By Bobby Harrison/NEMS Daily Journal
JACKSON – Lawyers on both sides of the question of whether dozens of pardons issued by former Gov. Haley Barbour are valid were peppered with questions from the Mississippi Supreme Court on Thursday.
Justices listened to arguments for nearly three and a half hours on whether many of the approximately 200 pardons should be revoked because the convicted felons did not meet the constitutionally mandated newspaper publication notices 30 days in advance.
“It is a very simple case,” said Democratic Attorney General Jim Hood, who contends all but 22 of the pardons are not valid because of failure to adhere to the mandate.
But attorneys for Barbour and many of the pardoned felons disagreed. “The case is about separation of powers,” Barbour attorney Charles Griffin said. “It is simply not open to judicial review.”
Jackson attorney Tom Fortner, representing four of the Governor’s Mansion trusties pardoned by Barbour, said the governor “is the judge” of whether the notice requirement was properly met and the judiciary could not overrule him.
The pardons have created a public firestorm. A vast majority of those pardoned have completed their sentence, and the pardon will restore certain rights, such as the ability to vote or carry a weapon, and will expunge their record. Five of the pardoned were Governor’s Mansion trusties – four convicted of murder, one of robbery – and are currently free. Five others are still in the custody of the Department of Corrections.
The high court could issue a ruling or send the case back to the circuit court with instructions.
While giving no specific timetable, Chief Justice William Waller Jr. indicated a ruling would come in a matter of days.
Hood told the court that the governor had unfettered authority to issue pardons until the 1890 Constitution placed the condition of the 30-day notice on the pardons.
Griffin argued that the notice requirement “does not create a right. It simply is a provision.” But Justice Michael Randolph said that the rights of victims, including that of notice, were among the rights guaranteed in the Constitution.
Justice David Chandler said that while the specific issue of notice had not been heard by the court previously, there was precedent to indicate the judiciary does not second-guess the governor on pardons.

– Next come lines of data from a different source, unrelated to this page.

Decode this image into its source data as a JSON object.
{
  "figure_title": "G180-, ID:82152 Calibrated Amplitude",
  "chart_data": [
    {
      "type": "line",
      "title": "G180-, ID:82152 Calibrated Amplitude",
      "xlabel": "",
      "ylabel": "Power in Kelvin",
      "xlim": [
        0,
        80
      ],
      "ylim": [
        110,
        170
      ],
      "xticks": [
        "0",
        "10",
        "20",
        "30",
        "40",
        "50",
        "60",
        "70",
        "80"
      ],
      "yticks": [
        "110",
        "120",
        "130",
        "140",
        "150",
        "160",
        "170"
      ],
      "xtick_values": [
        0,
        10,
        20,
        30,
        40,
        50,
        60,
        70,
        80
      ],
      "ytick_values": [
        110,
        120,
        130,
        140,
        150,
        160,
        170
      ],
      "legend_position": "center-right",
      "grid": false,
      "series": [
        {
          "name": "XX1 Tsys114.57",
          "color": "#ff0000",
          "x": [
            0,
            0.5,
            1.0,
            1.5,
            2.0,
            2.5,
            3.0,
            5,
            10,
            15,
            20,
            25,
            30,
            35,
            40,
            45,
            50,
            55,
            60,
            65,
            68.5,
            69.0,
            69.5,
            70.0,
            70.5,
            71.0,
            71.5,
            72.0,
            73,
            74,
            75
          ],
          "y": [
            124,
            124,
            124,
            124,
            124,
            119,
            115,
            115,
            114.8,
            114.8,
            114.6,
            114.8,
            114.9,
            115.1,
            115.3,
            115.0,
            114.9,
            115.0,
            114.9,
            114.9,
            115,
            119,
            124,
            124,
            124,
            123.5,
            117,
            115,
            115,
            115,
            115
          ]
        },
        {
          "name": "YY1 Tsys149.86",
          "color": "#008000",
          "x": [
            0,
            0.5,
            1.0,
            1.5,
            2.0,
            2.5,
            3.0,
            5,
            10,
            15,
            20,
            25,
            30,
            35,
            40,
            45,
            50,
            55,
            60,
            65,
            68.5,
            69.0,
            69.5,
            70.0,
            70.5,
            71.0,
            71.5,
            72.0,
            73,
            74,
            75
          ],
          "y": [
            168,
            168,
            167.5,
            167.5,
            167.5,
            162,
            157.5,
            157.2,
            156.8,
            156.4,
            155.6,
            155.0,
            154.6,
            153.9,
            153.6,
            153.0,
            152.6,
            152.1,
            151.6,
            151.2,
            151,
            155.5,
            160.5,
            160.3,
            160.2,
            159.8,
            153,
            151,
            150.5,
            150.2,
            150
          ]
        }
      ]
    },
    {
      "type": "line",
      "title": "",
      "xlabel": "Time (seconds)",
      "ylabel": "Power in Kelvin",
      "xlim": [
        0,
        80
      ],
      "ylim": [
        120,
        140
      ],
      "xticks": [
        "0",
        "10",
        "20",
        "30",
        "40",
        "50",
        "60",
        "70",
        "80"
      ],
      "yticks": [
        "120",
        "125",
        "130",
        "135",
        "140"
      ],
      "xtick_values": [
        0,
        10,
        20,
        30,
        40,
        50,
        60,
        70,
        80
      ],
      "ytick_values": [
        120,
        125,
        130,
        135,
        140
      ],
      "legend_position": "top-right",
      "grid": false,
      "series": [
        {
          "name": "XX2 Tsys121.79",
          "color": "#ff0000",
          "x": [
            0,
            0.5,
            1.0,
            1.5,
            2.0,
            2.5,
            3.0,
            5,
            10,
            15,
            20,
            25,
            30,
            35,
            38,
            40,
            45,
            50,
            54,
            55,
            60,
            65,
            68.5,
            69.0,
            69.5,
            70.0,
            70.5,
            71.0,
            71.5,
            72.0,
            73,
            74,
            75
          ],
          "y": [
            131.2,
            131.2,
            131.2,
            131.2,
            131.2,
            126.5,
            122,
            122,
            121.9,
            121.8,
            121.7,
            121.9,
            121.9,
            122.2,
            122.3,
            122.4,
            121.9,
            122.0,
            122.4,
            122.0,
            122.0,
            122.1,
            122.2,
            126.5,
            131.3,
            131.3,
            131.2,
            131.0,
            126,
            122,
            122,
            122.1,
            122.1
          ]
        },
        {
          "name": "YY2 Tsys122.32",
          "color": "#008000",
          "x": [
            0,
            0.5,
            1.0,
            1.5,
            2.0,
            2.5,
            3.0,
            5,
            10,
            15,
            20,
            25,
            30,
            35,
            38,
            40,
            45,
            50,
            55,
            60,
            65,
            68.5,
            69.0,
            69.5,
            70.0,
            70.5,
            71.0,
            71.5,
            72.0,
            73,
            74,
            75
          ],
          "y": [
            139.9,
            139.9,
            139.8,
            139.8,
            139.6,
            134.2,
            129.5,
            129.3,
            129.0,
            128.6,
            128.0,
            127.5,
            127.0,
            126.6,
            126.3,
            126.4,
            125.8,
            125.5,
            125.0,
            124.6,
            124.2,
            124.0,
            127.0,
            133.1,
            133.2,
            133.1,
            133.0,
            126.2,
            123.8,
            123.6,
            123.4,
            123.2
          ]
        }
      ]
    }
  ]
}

Waller asked Hood whether other governors had followed the notice requirement. He said he didn’t know what all governors had done, but pointed out Waller’s father had issued a second pardon for a felon pardoned by his predecessor because the notice requirement was not met for the first pardon.
Fortner and other attorneys said there were too many unanswered questions if there was a strict interpretation of the notice requirement as Hood argued. For instance, what would constitute 30 days if the county where the crime was committed had only a weekly newspaper.
Thursday’s Supreme Court hearing onlookers included victims, law enforcement, district attorneys from the areas where several of the pardoned felons committed their crimes and national media representatives.